The House Veterans' Affairs Committee, led by Chairman Phil Roe, R-Tenn., is pursuing its own path on reforming VA’s choice program and relationship with the private sector. A draft bill Roe is still ironing out with input from colleagues and VSOs would allow any veteran VA determines it cannot support with a care team or a dedicated primary care provider to seek treatment in the private sector through a network of providers it establishes in each of its regions.
“Chairman Roe and committee staff are reviewing VA’s community care proposal and will take it and stakeholder feedback into consideration as the legislative process moves forward,” said Tiffany Havely, a spokeswoman for Roe.
Roe is also leading the charge on another controversial measure to put VA through a process similar to the Defense Department’s Base Realignment and Closure Commission. The department must assess which facilities are underutilized and either consolidate or closure them, Roe and his supporters argue. The Commission on Care included a VA BRAC proposal in its final recommendations. Some of the savings would be reinvested back into the VA system, closure proponents have said, though the bill is intentionally being coupled with choice reform to offset some of the costs that will inevitably stem from expanding that program.
The VA reformers will face an uphill battle, despite some signs of bipartisan agreement.
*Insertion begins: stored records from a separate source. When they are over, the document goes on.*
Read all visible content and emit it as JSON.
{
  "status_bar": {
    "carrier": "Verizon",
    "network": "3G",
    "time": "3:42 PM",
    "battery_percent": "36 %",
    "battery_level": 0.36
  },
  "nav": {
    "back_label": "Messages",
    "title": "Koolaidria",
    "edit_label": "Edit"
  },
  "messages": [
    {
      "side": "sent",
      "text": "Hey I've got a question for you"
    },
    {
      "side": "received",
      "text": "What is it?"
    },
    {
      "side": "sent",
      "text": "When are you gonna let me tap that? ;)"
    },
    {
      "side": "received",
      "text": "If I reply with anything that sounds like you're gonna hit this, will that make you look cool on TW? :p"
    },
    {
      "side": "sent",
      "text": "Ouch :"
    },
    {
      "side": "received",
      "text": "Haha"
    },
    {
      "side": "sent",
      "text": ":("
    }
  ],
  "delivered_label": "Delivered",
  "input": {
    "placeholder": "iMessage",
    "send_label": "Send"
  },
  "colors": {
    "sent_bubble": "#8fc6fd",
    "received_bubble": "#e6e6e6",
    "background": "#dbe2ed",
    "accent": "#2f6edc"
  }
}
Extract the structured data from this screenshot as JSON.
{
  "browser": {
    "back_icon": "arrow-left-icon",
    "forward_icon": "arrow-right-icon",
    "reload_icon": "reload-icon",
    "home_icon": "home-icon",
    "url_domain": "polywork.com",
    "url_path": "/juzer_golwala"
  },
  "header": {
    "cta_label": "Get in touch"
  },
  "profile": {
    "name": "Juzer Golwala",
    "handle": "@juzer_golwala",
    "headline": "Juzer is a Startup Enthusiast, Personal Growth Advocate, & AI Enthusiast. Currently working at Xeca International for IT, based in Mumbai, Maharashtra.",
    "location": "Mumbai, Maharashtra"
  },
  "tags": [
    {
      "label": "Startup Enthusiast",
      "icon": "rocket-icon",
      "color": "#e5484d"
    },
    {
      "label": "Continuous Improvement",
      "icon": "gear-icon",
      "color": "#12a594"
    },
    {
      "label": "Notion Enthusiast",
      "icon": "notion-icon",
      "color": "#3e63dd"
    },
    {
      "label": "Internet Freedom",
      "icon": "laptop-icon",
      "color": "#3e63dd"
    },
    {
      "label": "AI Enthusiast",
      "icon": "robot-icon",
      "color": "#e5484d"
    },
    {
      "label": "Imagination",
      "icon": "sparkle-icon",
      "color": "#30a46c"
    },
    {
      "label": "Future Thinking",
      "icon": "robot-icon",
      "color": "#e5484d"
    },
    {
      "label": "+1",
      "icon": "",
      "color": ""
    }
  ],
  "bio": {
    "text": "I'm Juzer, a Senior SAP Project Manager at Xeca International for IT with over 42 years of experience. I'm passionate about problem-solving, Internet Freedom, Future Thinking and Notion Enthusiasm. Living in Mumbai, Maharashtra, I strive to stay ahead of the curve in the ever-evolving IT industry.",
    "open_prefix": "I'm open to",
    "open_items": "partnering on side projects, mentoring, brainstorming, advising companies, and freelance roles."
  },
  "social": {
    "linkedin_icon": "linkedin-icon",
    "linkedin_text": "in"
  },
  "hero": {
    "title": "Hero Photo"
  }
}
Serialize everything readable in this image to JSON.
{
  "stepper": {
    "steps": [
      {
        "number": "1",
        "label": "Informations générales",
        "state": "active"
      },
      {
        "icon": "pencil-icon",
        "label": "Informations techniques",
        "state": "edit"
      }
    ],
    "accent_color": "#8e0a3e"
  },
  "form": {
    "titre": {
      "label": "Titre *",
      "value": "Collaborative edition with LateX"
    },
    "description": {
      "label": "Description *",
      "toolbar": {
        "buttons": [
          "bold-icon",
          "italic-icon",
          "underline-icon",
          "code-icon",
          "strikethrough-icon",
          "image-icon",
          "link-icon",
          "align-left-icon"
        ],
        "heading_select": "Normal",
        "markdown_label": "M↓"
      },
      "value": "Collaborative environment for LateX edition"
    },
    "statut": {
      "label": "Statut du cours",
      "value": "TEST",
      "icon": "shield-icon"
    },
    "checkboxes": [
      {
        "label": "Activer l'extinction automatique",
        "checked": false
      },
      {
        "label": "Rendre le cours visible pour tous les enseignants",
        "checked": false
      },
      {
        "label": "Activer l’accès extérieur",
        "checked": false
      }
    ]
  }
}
The American Federation of Government Employees, which represents about 230,000 VA employees, has held 36 rallies in 22 states across the country to fight against what it views as privatization efforts. Those rallies will continue, said AFGE President J. David Cox, adding groups such as the American Legion, Disabled American Veterans and Veterans of Foreign Wars are all collaborating to oppose choice expansion (for its part, the Legion applauded VA's efforts and promised to work with Shulkin to develop "improved healthcare options and outcomes to our nation’s veterans.")
“We’re definitely ratcheting up,” Cox said on Tuesday. The union chief called Shulkin’s proposal a “total dismantling of VA, taking resources out of VA and shifting it to private sector.”